Getting started

In this documentation, we will assume that the reader can write some command line or jupyter python.

Starting inpystem in python

inpystem can be imported in python just as any python package.

>>> import inpystem

In addition to inpystem, the HyperSpy library is required to construct the inpystem objects as some arguments should be HyperSpy data.

>>> import hyperspy.api as hs

Last, note that most of the scientific python applications require libraries such as numpy and matplotlib. It is recommended to import them as well.

>>> import numpy as np
>>> import matplotlib.pyplot as plt

The base: What is a STEM acquisition here ?

A STEM acquisition here is the result of two main informations:

  • The scan pattern which is basically the array of the visited pixels indexes,

  • The data which are the values of the data at the sampled pixels.

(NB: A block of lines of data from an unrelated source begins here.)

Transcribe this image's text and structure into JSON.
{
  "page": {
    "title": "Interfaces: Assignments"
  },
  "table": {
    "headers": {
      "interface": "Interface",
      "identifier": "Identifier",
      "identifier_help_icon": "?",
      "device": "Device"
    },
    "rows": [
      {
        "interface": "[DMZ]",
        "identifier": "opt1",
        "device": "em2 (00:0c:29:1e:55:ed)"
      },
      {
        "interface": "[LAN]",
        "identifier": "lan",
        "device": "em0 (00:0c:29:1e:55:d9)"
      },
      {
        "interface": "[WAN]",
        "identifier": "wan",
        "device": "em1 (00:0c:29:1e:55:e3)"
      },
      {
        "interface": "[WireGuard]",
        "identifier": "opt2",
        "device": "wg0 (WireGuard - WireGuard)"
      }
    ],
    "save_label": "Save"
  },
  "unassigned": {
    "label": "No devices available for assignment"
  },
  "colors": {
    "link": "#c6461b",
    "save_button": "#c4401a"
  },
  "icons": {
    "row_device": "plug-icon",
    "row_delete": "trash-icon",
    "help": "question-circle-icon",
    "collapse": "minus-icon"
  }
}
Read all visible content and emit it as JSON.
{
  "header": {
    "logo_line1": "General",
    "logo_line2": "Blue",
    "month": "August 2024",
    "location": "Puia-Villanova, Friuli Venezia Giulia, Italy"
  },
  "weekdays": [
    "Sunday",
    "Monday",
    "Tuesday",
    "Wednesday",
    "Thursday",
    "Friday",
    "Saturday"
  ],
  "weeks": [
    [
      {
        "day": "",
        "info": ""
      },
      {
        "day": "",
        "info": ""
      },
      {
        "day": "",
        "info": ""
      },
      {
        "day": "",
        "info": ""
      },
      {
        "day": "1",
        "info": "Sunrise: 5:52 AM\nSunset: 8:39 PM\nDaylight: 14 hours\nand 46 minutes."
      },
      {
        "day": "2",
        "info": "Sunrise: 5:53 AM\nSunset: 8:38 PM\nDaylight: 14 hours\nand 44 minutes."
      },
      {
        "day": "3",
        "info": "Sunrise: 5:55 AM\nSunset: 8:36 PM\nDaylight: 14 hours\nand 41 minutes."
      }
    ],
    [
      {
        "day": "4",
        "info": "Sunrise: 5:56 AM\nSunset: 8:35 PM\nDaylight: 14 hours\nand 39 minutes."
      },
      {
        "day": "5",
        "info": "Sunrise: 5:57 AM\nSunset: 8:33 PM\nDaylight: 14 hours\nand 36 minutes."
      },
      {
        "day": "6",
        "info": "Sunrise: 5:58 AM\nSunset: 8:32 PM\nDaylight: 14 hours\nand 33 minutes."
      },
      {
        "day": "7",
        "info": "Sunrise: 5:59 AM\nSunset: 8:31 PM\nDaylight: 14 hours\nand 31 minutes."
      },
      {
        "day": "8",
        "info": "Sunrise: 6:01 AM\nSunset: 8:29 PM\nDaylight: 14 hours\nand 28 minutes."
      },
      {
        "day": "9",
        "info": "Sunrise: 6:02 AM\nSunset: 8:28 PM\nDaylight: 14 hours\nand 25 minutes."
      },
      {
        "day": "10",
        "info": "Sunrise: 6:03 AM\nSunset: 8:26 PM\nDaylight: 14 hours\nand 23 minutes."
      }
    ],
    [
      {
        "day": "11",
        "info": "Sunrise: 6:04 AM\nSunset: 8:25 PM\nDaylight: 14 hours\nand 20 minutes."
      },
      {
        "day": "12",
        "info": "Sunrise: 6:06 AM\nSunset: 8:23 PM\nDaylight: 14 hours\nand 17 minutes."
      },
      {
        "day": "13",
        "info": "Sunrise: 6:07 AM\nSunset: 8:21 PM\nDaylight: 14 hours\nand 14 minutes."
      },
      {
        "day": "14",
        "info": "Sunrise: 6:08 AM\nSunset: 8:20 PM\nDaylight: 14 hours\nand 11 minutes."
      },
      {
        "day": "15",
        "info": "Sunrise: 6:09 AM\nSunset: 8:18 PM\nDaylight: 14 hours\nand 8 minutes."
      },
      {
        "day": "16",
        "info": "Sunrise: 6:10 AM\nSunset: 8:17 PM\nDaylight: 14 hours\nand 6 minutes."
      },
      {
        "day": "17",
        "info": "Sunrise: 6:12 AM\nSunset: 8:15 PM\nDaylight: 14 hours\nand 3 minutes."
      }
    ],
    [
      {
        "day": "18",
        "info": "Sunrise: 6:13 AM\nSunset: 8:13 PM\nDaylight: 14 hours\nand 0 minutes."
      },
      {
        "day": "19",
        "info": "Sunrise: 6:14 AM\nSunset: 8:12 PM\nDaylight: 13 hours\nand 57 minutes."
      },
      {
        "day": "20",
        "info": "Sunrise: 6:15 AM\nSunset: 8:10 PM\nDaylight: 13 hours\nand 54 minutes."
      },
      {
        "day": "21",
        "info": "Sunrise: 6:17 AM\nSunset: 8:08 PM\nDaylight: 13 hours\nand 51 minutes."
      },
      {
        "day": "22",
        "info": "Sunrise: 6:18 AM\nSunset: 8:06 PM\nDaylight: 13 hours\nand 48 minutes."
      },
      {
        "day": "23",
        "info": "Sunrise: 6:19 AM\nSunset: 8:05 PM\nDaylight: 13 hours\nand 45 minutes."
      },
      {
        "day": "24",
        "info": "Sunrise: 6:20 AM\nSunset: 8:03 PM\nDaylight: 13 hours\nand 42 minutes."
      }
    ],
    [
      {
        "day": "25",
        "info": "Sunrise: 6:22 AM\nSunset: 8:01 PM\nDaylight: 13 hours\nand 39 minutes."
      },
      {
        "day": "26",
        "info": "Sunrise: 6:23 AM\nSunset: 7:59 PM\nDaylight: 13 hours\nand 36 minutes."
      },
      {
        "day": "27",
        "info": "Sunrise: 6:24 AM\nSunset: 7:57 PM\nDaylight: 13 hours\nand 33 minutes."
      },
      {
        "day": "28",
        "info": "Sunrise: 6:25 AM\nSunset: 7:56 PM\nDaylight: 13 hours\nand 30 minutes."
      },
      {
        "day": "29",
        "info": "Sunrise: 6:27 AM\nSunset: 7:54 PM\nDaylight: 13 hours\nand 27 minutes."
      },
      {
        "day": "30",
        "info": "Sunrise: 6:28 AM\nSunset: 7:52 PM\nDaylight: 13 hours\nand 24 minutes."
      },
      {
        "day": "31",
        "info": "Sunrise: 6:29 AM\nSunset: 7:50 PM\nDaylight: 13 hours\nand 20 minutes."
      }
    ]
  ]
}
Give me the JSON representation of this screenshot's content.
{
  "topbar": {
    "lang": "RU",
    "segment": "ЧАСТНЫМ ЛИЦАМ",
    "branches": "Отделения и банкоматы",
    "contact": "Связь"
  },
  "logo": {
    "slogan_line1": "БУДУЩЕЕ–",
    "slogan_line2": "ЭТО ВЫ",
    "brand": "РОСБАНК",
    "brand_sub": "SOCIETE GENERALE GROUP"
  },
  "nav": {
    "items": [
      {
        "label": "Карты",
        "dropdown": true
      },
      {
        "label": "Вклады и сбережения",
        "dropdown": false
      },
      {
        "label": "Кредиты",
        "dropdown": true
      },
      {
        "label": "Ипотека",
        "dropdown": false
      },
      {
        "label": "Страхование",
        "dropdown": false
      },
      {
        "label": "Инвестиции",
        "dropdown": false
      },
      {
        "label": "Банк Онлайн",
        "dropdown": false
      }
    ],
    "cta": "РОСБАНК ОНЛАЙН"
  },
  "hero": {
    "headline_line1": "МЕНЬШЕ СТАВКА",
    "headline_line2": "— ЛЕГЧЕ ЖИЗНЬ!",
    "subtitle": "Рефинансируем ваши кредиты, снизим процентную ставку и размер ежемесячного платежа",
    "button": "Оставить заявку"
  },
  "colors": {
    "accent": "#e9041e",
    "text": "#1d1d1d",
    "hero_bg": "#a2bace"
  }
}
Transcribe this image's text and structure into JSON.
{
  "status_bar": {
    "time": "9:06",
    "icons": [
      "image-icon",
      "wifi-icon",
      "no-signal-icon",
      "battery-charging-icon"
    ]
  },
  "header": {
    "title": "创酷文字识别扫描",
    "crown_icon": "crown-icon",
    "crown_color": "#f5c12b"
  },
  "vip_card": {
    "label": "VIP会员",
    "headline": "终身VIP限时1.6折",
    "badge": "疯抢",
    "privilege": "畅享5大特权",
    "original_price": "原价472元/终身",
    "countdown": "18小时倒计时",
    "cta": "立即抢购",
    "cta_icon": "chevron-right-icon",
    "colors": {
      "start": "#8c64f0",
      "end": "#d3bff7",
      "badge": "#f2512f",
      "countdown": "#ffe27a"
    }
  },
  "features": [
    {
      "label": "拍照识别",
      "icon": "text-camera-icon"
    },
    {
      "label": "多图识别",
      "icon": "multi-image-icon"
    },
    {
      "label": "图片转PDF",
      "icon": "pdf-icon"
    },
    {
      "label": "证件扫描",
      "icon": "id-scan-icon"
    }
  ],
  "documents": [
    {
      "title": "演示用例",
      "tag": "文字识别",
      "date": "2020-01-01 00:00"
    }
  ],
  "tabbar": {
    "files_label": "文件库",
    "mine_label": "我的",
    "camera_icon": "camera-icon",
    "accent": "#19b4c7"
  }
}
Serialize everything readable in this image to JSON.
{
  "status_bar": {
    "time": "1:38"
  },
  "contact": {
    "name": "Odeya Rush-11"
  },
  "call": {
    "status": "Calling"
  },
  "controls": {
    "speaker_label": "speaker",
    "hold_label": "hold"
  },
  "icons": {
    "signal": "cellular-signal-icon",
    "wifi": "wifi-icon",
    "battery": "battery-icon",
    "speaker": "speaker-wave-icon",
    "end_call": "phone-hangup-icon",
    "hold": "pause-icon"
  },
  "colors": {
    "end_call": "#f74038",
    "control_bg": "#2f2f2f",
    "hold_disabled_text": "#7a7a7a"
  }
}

Be aware that the inpystem library can handle 2D (e.g. HAADF data) as 3D data (e.g. EELS data). The data that are acquired at a spatial position (or pixel) can then be a single value (for 2D) or a spectrum (for 3D).

The first basic object is the scan

The basic object to understand is the Scan class. This is an object which stores the scan pattern. To create one, the data spatial shape and the path indexes should be given.

>>> shape = (3, 4)  # This is the spatial shape of the data : 3 rows, 4 columns.
>>> path = [ 1,  3,  6,  4,  7, 11,  8,  0]  # These are the sampled pixels indexes.
>>> scan = inpystem.Scan(shape, path)
>>> scan
<Scan, shape: (3, 4), ratio: 0.667>

Note

Note that in this documentation, the matrix indexes are denoted in the rows major order (which is the order chosen in python).

It mean that if the spatial dimensions are (M, N), then the i’th index refers to the pixels which coordinates are (i // N, i % N). In the above example, the first visited pixel is the second pixel of the first line.

Be careful also that python coordinates begin at 0, not 1.

Additionally, the Scan object allows you to select a fraction of the scan pattern. Let us consider a fully sampled acquisition which spatial shape is (M, N), then only 10% of the pixels can be selected by setting the ratio argument to 0.1. This argument can be modified after the object definition.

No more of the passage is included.